Robert Friedman has been in the media space for decades, helping lead established companies like New Line and MTV, back when movies and television were the only game in town. The media landscape has fractured since then, with the rise of streaming services scrambling the old ways of doing business. And Friedman (everybody calls him “Bobby”), has adapted with it.
In 2013, Friedman left Radical Media, the company behind “Under African Skies” and the “Mad Men” pilot that was a pioneer in the branded content space, and decided to strike out on his own. “The velocity of change was incredible, and I felt like there must be a better way of doing things,” he said during a recent interview at his Manhattan office.
That led him to launch Bungalow Media + Entertainment, a leaner, nimbler production shingle that makes scripted and unscripted content for this new array of buyers. Bungalow recently won an Emmy for “Little Richard: I Am Everything,” a documentary about the rock and roll icon that was backed by CNN Films and released in theaters by Magnolia Pictures, and also produced “CyberSleuths: The Idaho Murders,” a Paramount+ true crime series that focused on some TikTok detectives who investigate a horrific crime. In between there have been lifestyle shows (Max’s “Serving the Hamptons”), cooking series (Cooking Channel’s “Stab That Cake”), docuseries about current events (CBS’s “13 Days in Ferguson”), even a few feature films (the Clive Owen drama “The Confirmation”). The companies releasing these movies and programs range from streamers to cable brands to movie studios to broadcast TV channels — a sign of the diverse constellation of distributors that all this disruption has wrought.

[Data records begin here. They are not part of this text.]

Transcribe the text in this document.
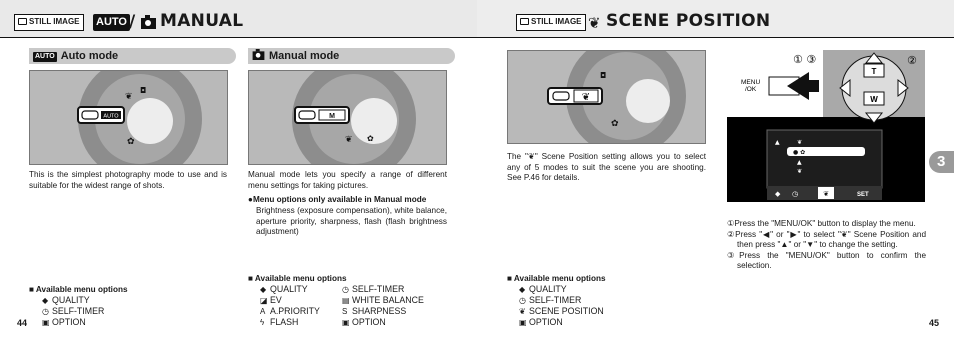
STILL IMAGE	AUTO / MANUAL	STILL IMAGE ❦ SCENE POSITION
AUTO Auto mode
AUTO
❦
◘
✿

This is the simplest photography mode to use and is suitable for the widest range of shots.

■ Available menu options
◆ QUALITY
◷ SELF-TIMER
▣ OPTION
44
Manual mode
M
❦ ✿

Manual mode lets you specify a range of different menu settings for taking pictures.

●Menu options only available in Manual mode

Brightness (exposure compensation), white balance, aperture priority, sharpness, flash (flash brightness adjustment)

■ Available menu options
◆ QUALITY
◪ EV
A A.PRIORITY
ϟ FLASH
◷ SELF-TIMER
▤ WHITE BALANCE
S SHARPNESS
▣ OPTION
❦
◘
✿

The "❦" Scene Position setting allows you to select any of 5 modes to suit the scene you are shooting. See P.46 for details.

■ Available menu options
◆ QUALITY
◷ SELF-TIMER
❦ SCENE POSITION
▣ OPTION
T
W
MENU
/OK
① ③	②
▲	❦
● ✿
▲
❦
◆ ◷	❦	SET
①Press the "MENU/OK" button to display the menu.
②Press "◀" or "▶" to select "❦" Scene Position and then press "▲" or "▼" to change the setting.
③Press the "MENU/OK" button to confirm the selection.
3
45
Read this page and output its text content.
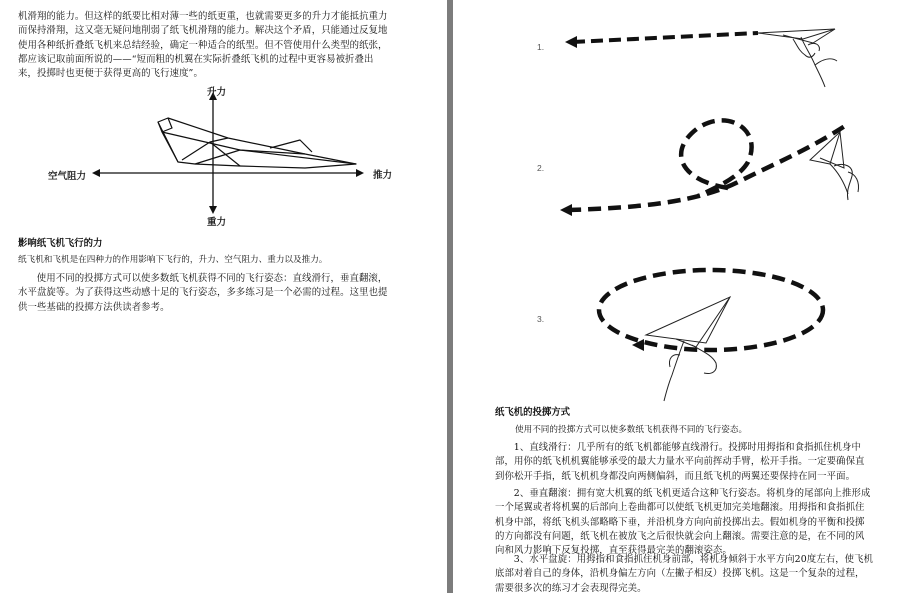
机滑翔的能力。但这样的纸要比相对薄一些的纸更重，也就需要更多的升力才能抵抗重力

而保持滑翔，这又毫无疑问地削弱了纸飞机滑翔的能力。解决这个矛盾，只能通过反复地

使用各种纸折叠纸飞机来总结经验，确定一种适合的纸型。但不管使用什么类型的纸张，

都应该记取前面所说的——“短而粗的机翼在实际折叠纸飞机的过程中更容易被折叠出

来，投掷时也更便于获得更高的飞行速度”。

升力
空气阻力	推力
重力
影响纸飞机飞行的力
纸飞机和飞机是在四种力的作用影响下飞行的，升力、空气阻力、重力以及推力。

使用不同的投掷方式可以使多数纸飞机获得不同的飞行姿态：直线滑行，垂直翻滚，

水平盘旋等。为了获得这些动感十足的飞行姿态，多多练习是一个必需的过程。这里也提

供一些基础的投掷方法供读者参考。

1.
2.
3.
纸飞机的投掷方式
使用不同的投掷方式可以使多数纸飞机获得不同的飞行姿态。

1、直线滑行：几乎所有的纸飞机都能够直线滑行。投掷时用拇指和食指抓住机身中

部，用你的纸飞机机翼能够承受的最大力量水平向前挥动手臂，松开手指。一定要确保直

到你松开手指，纸飞机机身都没向两侧偏斜，而且纸飞机的两翼还要保持在同一平面。

2、垂直翻滚：拥有宽大机翼的纸飞机更适合这种飞行姿态。将机身的尾部向上推形成

一个尾翼或者将机翼的后部向上卷曲都可以使纸飞机更加完美地翻滚。用拇指和食指抓住

机身中部，将纸飞机头部略略下垂，并沿机身方向向前投掷出去。假如机身的平衡和投掷

的方向都没有问题，纸飞机在被放飞之后很快就会向上翻滚。需要注意的是，在不同的风

向和风力影响下反复投掷，直至获得最完美的翻滚姿态。

3、水平盘旋：用拇指和食指抓住机身前部，将机身倾斜于水平方向20度左右，使飞机

底部对着自己的身体，沿机身偏左方向（左撇子相反）投掷飞机。这是一个复杂的过程，

需要很多次的练习才会表现得完美。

“I see a lot of what we make as bespoke,” Friedman says. “The buyers may be different than they were a few years ago, but they all have certain personalities and characteristics. We spend a lot of time thinking not just is this a good story? But what platform would it work on?”
That’s led Bungalow to lean heavily on unscripted shows, which are cheaper to produce and less time-intensive (making a scripted show or narrative feature can take three to four years to develop, an unscripted series can sometimes be turned around in six months). On the horizon, the company plans to make a series about the 2002 U.S. Paralympic Sled Hockey Team, which made history as the first American team to win gold in the games. It’s something that Friedman describes as “the greatest sports story never told.” He’s also developing a limited series about Ron Rice, the founder of Hawaiian Tropic. “He was a mini Hugh Hefner,” Friedman says of the suntan lotion mogul. “He built a huge business from his garage and he went around the world promoting it with the Hawaiian Tropic girls. He was a forefather of social media.”
The show will be called “Bronze Beauties: Hawaiian Tropic and the Creation of Influencers” and will have access to Rice’s private archive of video and photos.
Bungalow doesn’t just license its shows to distributors. Friedman says it has focused on finding fresh sources of ancillary revenues. In the case of the Little Richard documentary, that meant releasing a soundtrack. For other shows, such as “It Couldn’t Happen Here,” a true crime series that Bungalow did with SundanceTV, that led to the development of a podcast featuring the show’s host, Hilarie Burton Morgan.
“You have to make the economics work,” Friedman says. “The concept of windows has changed radically, primarily because of the streamers. The Netflix’s of the world want to buy out all the rights to things, so there aren’t as many opportunities to exploit the IP you create.”
And even some genres that have proved to be remarkably durable, such as true crime, have forced producers like Bungalow to get creative as the competition intensifies. Now, the company looks for some angle that sets their story apart. In the case of “CyberSleuths: The Idaho Murders,” that meant leaning into the social media backgrounds of the crime solvers. In other instances, such as “Surviving Jeffrey Epstein,” a look at the disgraced financier that Bungalow produced for Lifetime, that led the company to tell the story from the perspective of the victims of his sex crimes.
“You have to find something unique about a story in order to get people to watch,” Friedman says. “Right now, the shows that work are either about the biggest crime ever, or you have to solve a mystery by episode four or six. It’s challenging.”
Friedman admits that the strikes and the media consolidation that has gripped the entertainment industry in recent years has made that challenge even more difficult. Studios and streamers are spending less money as the ad market struggles to recover — plus a wave of mergers has left companies like Bungalow with fewer buyers for the content they produce. But he also thinks that there’s still a need on behalf of the remaining media giants for shows and movies that can cut through the clutter and tap the zeitgeist.
“I think we’ve found a winning recipe,” Friedman says. “That makes us valuable.”